22 Da die Akten keinen Anhaltspunkt dafür enthalten, daß die Kommission mit der Einführung dieses Kontrollsystems über das hinausgegangen ist, was notwendig ist, um das reibungslose Funktionieren der Beihilferegelung zu gewährleisten, ist festzustellen, daß die Kommission die ihr verliehenen Befugnisse nicht überschritten hat.

23 Infolgedessen ist auf diese Frage zu antworten, daß ihre Prüfung nichts ergeben hat, was die Gültigkeit der Verordnung Nr. 1530/78 der Kommission beeinträchtigen könnte.

Kostenentscheidung:

Kosten

24 Die Auslagen der Kommission der Europäischen Gemeinschaften, die Erklärungen beim Gerichtshof eingereicht hat, sind nicht erstattungsfähig.
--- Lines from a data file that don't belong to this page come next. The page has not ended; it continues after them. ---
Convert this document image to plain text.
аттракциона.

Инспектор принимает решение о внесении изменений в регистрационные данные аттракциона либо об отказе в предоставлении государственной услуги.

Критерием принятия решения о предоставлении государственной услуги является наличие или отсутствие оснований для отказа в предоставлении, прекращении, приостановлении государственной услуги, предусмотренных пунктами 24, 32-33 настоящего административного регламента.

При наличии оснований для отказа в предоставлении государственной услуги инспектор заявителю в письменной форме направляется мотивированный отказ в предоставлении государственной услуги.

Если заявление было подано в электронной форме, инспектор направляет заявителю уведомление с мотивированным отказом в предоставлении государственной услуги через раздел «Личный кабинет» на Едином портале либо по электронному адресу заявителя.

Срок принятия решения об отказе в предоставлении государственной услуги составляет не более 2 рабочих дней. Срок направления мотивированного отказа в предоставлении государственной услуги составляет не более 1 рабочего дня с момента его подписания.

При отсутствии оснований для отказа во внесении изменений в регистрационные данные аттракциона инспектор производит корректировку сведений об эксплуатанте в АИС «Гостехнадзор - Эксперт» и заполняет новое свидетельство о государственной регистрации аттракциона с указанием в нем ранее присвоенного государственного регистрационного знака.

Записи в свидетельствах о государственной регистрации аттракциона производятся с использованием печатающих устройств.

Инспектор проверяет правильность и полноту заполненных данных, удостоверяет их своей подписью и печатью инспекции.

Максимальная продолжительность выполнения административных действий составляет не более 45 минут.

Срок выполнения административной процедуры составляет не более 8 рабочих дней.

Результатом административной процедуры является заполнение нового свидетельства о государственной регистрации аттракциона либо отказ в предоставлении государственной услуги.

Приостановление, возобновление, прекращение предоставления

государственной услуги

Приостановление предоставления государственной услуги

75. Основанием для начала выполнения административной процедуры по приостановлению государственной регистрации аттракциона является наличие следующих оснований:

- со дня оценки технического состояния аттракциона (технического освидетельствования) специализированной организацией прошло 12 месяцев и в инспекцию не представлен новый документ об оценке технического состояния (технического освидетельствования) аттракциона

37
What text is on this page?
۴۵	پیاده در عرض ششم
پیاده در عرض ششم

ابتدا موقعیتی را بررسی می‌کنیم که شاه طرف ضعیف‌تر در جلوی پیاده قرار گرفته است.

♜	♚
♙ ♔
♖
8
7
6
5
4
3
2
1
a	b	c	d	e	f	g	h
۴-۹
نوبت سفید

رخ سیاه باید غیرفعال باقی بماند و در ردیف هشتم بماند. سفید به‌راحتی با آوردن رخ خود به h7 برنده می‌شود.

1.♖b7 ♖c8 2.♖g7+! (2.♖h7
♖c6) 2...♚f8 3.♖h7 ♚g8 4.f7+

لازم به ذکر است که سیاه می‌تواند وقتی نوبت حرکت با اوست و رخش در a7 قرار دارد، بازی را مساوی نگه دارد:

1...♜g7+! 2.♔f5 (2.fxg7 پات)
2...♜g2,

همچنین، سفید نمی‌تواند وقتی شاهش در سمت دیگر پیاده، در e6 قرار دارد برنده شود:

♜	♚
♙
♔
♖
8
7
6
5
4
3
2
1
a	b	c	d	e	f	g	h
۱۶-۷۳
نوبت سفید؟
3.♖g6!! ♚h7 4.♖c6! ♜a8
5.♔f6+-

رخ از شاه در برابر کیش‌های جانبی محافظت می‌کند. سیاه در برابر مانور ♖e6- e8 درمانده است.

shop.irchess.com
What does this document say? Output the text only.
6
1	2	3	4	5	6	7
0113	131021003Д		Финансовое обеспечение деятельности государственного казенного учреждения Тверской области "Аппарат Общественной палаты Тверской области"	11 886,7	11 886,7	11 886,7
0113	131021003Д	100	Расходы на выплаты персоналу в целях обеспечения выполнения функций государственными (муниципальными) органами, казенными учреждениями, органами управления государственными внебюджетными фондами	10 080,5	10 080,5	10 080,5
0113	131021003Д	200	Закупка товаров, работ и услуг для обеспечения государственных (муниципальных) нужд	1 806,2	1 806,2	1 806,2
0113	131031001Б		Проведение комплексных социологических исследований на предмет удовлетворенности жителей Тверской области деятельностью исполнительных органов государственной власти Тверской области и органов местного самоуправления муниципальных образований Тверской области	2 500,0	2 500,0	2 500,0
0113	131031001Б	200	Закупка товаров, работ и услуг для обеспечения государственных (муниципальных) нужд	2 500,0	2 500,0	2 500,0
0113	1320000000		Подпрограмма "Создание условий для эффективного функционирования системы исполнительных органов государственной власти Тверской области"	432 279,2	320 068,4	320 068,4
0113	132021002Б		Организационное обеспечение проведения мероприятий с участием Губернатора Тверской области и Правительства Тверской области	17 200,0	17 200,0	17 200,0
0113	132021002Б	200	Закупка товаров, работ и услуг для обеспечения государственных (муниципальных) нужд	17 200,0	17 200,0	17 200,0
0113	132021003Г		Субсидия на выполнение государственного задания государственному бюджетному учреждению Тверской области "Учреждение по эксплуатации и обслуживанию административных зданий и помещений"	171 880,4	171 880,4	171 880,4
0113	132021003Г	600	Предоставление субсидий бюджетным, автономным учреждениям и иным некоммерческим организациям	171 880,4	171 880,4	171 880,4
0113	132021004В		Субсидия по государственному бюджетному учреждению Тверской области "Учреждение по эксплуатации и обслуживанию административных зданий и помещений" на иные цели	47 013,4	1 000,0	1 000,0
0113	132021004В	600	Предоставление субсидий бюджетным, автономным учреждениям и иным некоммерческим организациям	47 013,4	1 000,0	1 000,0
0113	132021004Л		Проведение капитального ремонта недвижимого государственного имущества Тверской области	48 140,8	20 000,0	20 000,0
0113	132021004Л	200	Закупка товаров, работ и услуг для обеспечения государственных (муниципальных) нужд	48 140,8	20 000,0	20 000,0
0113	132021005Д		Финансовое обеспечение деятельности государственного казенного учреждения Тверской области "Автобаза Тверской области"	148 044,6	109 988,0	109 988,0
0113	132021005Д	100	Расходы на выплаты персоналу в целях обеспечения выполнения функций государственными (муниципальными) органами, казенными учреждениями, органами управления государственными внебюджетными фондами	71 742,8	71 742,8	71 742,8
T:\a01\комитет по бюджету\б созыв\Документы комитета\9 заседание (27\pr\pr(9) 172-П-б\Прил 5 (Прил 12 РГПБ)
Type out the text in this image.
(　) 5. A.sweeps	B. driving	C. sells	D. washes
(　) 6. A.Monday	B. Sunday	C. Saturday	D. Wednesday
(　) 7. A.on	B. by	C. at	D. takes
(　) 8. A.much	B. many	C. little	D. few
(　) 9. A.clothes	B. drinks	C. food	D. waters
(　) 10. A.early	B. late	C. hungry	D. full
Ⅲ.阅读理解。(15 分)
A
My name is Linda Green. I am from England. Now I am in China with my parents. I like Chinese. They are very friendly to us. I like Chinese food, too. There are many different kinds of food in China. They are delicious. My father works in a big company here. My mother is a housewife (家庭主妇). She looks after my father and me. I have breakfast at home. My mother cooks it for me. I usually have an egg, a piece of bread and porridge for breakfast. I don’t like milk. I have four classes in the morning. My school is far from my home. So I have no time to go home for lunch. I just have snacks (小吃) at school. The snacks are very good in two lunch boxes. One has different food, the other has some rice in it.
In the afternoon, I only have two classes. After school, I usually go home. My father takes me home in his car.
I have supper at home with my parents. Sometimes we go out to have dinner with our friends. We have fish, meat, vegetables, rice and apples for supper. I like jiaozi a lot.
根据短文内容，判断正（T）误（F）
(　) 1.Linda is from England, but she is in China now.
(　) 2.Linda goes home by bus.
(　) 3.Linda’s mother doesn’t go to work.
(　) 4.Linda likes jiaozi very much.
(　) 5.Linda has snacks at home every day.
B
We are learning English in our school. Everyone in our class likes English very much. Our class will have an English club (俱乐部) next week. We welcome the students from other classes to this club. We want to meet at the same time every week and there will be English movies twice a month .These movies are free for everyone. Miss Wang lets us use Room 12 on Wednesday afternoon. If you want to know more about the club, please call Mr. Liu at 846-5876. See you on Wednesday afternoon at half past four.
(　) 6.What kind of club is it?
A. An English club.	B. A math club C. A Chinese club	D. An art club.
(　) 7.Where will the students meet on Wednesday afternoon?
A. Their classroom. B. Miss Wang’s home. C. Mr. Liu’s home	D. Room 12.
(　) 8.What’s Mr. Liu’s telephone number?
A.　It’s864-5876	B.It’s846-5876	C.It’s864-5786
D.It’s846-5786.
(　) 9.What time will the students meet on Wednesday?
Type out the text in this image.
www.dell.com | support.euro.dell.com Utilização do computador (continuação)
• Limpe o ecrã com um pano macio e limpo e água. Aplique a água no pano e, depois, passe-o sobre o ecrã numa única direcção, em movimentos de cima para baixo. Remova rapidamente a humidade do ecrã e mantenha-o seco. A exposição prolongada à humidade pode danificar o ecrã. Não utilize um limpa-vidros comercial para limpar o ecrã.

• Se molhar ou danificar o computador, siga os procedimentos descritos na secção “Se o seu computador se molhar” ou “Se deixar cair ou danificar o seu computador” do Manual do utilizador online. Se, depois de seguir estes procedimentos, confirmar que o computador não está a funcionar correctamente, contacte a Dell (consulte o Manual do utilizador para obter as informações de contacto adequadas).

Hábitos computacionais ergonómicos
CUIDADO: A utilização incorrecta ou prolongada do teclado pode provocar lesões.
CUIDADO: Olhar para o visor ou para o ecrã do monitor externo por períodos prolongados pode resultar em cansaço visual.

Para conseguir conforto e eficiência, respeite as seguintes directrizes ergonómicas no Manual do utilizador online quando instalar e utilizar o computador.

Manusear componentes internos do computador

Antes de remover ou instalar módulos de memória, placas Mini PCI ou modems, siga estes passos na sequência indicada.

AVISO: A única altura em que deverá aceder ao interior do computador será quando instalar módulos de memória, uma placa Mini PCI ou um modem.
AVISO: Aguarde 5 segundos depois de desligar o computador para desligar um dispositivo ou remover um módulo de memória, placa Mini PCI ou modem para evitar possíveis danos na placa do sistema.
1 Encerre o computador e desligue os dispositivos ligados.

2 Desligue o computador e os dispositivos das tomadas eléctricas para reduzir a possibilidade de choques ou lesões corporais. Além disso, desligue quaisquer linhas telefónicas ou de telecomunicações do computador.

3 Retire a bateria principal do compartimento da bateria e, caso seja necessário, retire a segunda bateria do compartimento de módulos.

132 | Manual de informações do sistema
Für die Parteien des Ausgangsverfahrens ist das Verfahren ein Zwischenstreit in dem bei dem nationalen Gericht anhängigen Rechtsstreit; die Kostenentscheidung ist daher Sache dieses Gerichts.

Tenor:

Aus diesen Gründen

hat

DER GERICHTSHOF ( Vierte Kammer )

auf die ihm vom Verwaltungsgericht Frankfurt am Main mit Beschluß vom 19. März 1987 vorgelegte Frage für Recht erkannt :

1 ) Artikel 4 Absatz 2 der Verordnung Nr. 1530/78 der Kommission zur Festlegung der Durchführungsbestimmungen zu der Beihilferegelung für bestimmte Verarbeitungserzeugnisse aus Obst und Gemüse ist dahin auszulegen, daß die Führung einer Lagerbuchhaltung, die alle darin genannten Angaben enthält, eine Voraussetzung für die Gewährung der in der Verordnung Nr. 516/77 des Rates vorgesehenen Produktionsbeihilfe ist und daß etwaige Zweifel an der Richtigkeit bestimmter Eintragungen in dieser Lagerbuchhaltung anhand anderer zusätzlicher Dokumente geklärt werden können.

2 ) Die Prüfung der vorgelegten Frage hat nichts ergeben, was die Gültigkeit der Verordnung Nr. 1530/78 der Kommission beeinträchtigen könnte.